L'humusation, pour des funérailles écologiques


#21

Si on résume les points abordés dans ce débat :

  1. impact sanitaire / pollution des sols
  2. le respect des morts
  3. la présentation des défunts aux proches en l’absence de soins funéraires
  4. l’habilitation à la pratique
  5. les changements à réaliser dans les cimetières
  6. la résistance des organismes qui vont “manger le corps” aux prothèses et aux médicaments (potentiellement plus présents en fin de vie)
  7. stockage et usage du produit de l’humusation

Pour répondre aux points 2, 3 et 7, on pourrait convenir que ce mode de funérailles ne pourrait être réalisé que pour un.e défunt.e qui l’aurait explicitement demandé dans un testament. Cela signifierait que c’est le souhait éclairé de la personne, qu’elle en accepte et assume les conséquences que cela peut avoir sur ses proches, qui doivent respecter ses dernières volontés. Le stockage et usage du produit pourra être défini dans le testament, éventuellement de manière obligatoire pour que l’humusation soit réalisée (à peine irrecevabilité), afin d’éviter les problèmes familiaux ensuite.

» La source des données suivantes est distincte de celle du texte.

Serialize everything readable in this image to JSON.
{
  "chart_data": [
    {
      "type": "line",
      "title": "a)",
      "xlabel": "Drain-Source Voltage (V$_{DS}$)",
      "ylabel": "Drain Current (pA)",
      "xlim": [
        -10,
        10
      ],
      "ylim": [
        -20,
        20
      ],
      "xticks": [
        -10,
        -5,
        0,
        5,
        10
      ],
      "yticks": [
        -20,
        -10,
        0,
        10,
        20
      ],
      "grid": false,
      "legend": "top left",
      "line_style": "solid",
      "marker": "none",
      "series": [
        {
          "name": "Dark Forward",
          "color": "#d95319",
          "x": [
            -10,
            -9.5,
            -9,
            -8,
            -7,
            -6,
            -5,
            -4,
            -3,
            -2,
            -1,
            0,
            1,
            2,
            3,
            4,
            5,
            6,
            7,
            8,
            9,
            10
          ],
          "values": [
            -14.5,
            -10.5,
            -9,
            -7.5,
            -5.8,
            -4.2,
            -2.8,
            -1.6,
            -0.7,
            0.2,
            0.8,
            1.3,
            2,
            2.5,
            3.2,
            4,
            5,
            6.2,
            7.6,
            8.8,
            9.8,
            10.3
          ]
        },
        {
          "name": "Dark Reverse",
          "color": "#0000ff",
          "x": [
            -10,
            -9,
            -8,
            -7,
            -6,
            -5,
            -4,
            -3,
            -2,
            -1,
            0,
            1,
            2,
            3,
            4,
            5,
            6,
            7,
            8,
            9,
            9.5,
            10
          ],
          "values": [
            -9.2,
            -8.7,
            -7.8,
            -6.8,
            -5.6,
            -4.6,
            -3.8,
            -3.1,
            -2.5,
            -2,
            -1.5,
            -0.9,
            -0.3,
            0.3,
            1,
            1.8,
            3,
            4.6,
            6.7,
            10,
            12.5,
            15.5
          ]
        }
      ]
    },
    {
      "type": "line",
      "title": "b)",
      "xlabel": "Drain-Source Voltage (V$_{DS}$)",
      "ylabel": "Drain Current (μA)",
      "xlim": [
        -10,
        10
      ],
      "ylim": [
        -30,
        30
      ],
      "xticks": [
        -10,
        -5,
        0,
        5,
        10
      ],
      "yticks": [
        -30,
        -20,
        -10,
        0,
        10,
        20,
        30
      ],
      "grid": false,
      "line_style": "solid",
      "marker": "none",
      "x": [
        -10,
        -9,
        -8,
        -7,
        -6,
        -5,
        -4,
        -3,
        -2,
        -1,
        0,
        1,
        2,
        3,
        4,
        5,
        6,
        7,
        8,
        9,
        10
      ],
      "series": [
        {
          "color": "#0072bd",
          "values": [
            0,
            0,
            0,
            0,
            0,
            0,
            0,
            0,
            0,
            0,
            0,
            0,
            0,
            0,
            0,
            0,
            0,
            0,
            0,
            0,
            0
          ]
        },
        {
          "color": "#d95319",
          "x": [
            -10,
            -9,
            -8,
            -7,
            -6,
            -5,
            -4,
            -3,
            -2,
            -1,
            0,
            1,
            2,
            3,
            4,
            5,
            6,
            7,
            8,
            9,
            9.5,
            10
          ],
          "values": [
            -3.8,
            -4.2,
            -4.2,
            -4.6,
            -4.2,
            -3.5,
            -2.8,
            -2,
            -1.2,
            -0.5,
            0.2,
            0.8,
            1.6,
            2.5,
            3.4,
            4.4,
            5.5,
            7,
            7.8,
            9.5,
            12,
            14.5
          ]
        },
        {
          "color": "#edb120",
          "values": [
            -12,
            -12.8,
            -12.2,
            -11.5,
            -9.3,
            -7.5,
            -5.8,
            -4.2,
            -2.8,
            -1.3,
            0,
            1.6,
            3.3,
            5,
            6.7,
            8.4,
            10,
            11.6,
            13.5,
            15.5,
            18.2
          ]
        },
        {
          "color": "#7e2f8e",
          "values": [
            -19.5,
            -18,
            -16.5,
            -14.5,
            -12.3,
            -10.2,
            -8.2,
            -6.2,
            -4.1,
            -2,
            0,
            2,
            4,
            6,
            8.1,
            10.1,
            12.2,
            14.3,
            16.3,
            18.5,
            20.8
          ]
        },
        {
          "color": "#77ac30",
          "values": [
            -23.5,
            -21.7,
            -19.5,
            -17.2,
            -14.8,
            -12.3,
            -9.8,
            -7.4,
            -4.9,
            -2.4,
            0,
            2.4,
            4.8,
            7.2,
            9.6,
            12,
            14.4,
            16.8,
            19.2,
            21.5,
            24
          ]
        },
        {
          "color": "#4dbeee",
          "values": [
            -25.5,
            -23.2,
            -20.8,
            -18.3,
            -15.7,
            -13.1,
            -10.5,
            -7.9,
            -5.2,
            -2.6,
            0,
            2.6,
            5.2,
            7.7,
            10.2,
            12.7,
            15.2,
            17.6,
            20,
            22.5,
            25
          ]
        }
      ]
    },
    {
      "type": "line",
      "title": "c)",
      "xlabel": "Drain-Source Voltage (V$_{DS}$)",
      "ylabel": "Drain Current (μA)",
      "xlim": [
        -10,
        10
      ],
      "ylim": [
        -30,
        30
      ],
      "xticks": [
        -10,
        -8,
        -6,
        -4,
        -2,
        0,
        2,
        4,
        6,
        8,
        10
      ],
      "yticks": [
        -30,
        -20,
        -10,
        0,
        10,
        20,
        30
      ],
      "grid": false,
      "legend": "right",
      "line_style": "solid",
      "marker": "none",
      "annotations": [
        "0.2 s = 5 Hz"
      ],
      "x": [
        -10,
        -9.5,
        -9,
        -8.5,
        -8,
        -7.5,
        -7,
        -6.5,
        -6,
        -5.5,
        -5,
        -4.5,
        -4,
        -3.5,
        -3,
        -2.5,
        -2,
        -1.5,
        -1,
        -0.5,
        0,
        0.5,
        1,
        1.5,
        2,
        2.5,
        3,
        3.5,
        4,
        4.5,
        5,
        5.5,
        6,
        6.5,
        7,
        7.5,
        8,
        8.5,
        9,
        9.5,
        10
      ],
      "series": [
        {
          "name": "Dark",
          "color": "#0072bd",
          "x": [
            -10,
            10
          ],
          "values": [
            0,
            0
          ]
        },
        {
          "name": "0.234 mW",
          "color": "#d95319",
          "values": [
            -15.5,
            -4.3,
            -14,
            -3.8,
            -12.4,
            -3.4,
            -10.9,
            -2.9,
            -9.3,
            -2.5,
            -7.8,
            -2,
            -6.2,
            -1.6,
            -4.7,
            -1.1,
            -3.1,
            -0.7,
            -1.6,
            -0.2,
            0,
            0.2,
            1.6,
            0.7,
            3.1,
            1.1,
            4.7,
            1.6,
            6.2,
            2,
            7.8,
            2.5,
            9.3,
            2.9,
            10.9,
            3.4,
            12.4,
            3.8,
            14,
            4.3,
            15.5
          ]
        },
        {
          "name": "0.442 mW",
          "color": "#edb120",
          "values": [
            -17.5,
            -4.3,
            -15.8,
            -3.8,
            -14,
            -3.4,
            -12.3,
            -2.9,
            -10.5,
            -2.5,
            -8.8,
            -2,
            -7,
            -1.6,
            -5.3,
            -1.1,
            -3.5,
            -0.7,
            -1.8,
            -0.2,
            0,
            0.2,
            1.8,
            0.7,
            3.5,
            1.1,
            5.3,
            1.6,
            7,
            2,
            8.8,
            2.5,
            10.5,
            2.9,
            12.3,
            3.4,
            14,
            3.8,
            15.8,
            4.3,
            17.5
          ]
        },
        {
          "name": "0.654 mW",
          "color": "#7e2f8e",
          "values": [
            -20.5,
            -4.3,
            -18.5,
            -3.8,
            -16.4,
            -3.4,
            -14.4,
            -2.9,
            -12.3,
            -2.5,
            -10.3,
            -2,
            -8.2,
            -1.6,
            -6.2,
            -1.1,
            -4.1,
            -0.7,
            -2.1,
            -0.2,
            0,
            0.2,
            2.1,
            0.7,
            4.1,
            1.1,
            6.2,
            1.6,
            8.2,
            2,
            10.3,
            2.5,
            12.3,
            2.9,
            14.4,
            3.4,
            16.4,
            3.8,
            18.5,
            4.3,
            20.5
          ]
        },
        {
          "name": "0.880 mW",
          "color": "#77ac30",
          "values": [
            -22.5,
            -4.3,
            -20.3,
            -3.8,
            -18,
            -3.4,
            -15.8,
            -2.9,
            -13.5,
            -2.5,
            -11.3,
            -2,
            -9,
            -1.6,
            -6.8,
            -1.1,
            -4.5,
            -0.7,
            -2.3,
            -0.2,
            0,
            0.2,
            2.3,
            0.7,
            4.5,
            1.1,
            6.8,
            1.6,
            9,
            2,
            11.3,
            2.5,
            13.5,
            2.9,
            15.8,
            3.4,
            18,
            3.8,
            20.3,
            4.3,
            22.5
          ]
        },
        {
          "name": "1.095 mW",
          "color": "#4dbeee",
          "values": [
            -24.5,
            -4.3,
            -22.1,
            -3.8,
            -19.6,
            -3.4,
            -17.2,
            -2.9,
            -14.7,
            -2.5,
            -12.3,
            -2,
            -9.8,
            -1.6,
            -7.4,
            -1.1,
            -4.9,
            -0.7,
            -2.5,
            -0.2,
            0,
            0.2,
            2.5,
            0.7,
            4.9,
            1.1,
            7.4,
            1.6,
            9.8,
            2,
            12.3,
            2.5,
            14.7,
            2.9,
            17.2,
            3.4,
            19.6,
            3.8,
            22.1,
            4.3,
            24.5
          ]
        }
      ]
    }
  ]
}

En ce qui concerne les points 1 et 6, si nous envisageons un point programme, nous pourrions conditionner la rédaction d’un projet de loi à la réalisation d’études sur le sujet. Précision pour les personnes qui suivent ce débat et qui ne sont pas adhérentes : la conception d’un point de programme ne signifie pas qu’il va tout de suite intégrer notre programme. Il devrait ensuite être soumis à un vote de l’intégralité des adhérents, précédé d’un débat plus resserré (oui / non / ajustements à la marge) de 2 semaines.

Merci Aurifex pour les précisions juridiques.


#22

Dans l’idée tu souhaites parler que de l’humusation ?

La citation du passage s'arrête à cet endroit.